Turkmenistan has built a 200-km gas line from its Korpedzhe field into the northern Iranian gas grid at Kord Kuy. The 4 billion cu m/year line will double capacity by 2006.
And Turkmenistan has signed an agreement to supply Turkey, via pipeline, with 15 billion cu m/year of gas. Turkey already had in place a contract with Russia for 3 billion cu m/year via a 1,200-km pipeline across the Black Sea.
Elsewhere in Russia, plans were disclosed last month for an oil pipeline from the Timan-Pechora oil fields in Russia's Komi republic to a new port at Primorsk near Leningrad or to the Finnish oil terminal at Porvoo on the Gulf of Finland.
The system would carry 140,000 b/d of oil, with possible expansion to 600,000 b/d by 2010. Were the line to use the Primorsk route, it would be 2,718 km, of which 1,885 km already are in place and 833 km would be needed.
On the gas side out of Russia, Wingas, a 65/35 joint venture of Germany's Wintershall AS and Russia's Gazprom, started work last year on a new pipeline link for gas into Germany from Russia's Yamal Peninsula. The Jagal pipeline will extend 330 km from Mallnow in Brandenburg to Ruckersdorf in Thuringia, where it will join up with the existing Stegal gas pipeline in Germany.
The 48-in. Jagal pipeline will be able to move as much as 28 billion cu m/year of gas and will cost more than $560 million. It is due for completion in mid-1999 and will form part of the Yamal-Europe pipeline system, which will carry Russian gas more than 4,000 km from western Siberia to European markets.

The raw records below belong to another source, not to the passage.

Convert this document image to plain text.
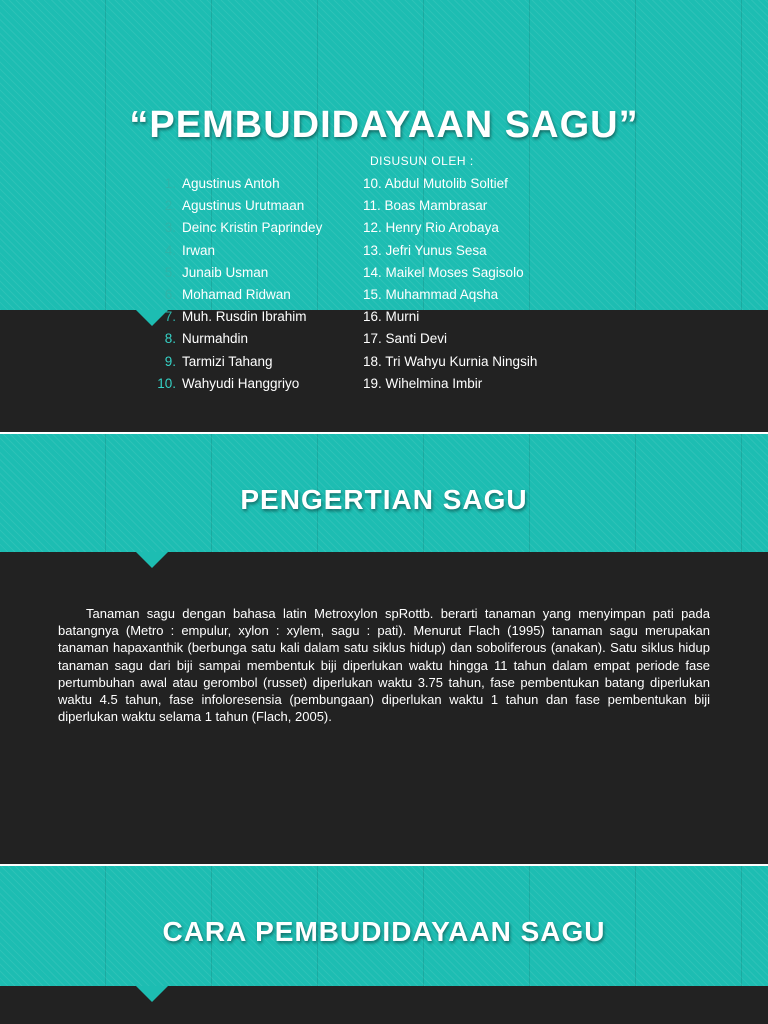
“PEMBUDIDAYAAN SAGU”
DISUSUN OLEH :
1. Agustinus Antoh
2. Agustinus Urutmaan
3. Deinc Kristin Paprindey
4. Irwan
5. Junaib Usman
6. Mohamad Ridwan
7. Muh. Rusdin Ibrahim
8. Nurmahdin
9. Tarmizi Tahang
10. Wahyudi Hanggriyo
10. Abdul Mutolib Soltief
11. Boas Mambrasar
12. Henry Rio Arobaya
13. Jefri Yunus Sesa
14. Maikel Moses Sagisolo
15. Muhammad Aqsha
16. Murni
17. Santi Devi
18. Tri Wahyu Kurnia Ningsih
19. Wihelmina Imbir
PENGERTIAN SAGU
Tanaman sagu dengan bahasa latin Metroxylon spRottb. berarti tanaman yang menyimpan pati pada batangnya (Metro : empulur, xylon : xylem, sagu : pati). Menurut Flach (1995) tanaman sagu merupakan tanaman hapaxanthik (berbunga satu kali dalam satu siklus hidup) dan soboliferous (anakan). Satu siklus hidup tanaman sagu dari biji sampai membentuk biji diperlukan waktu hingga 11 tahun dalam empat periode fase pertumbuhan awal atau gerombol (russet) diperlukan waktu 3.75 tahun, fase pembentukan batang diperlukan waktu 4.5 tahun, fase infoloresensia (pembungaan) diperlukan waktu 1 tahun dan fase pembentukan biji diperlukan waktu selama 1 tahun (Flach, 2005).
CARA PEMBUDIDAYAAN SAGU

Gazprom also last year took its plans to diversify its entry points to the European gas market a step further in an agreement with Finland's Neste Oy. The two companies have formed a 50-50 joint venture to build a pipeline to take gas from Russia to Finland and then on to Sweden and the European Union gas market.
Russia currently exports 3.5 billion cu m/year of gas to supply Finland's domestic market. Under the agreement, Finland will increase its consumption to 4.5 billion cu m/year in the next few years.
The venture plans to lay a pipeline to carry about 45 billion cu m/year of Russian gas to Nordic and European markets by 2005.
New contract volumes for Russian gas to supply Italian demand will be satisfied with expansion, currently being planned, of a supply line from Slovakia across Austria. Italy's SNAM SpA says the new contract will need a third pipeline of 378 km, 40 in. and an expansion (20 MW) of Baumgarten station. Gas supply will begin in October 1999.
Asian question mark
A great many transportation projects are on tap for Asia, most of which are tied to power-generation plans to supply growing markets, especially in Indonesia, Thailand, and China. Virtually every part of the region, however, has been hit by the deepening financial crisis, and previous optimistic scenarios for energy demand have all been revisited and trimmed.Here are some that could nonetheless survive, even if in contracted form:
- Russia and China have spent 3 years studying two pipelines linking the nations and working on agreements for an early start.
- Chevron Asiatic Ltd. will install a $2 billion (Australian) natural gas pipeline between Papua New Guinea and Australia. The line will pass through the Torres strait.
- Enron and Shell are moving toward construction of a Bangladesh-to-India gas pipeline that will tap gas reserves in Myanmar, India's Tripura state, and Bangladesh.
- Nearby, the Myanmar section of a Myanmar-to-Thailand line has been completed, but the 260-km Thai section is under attack from environmental and human rights activists.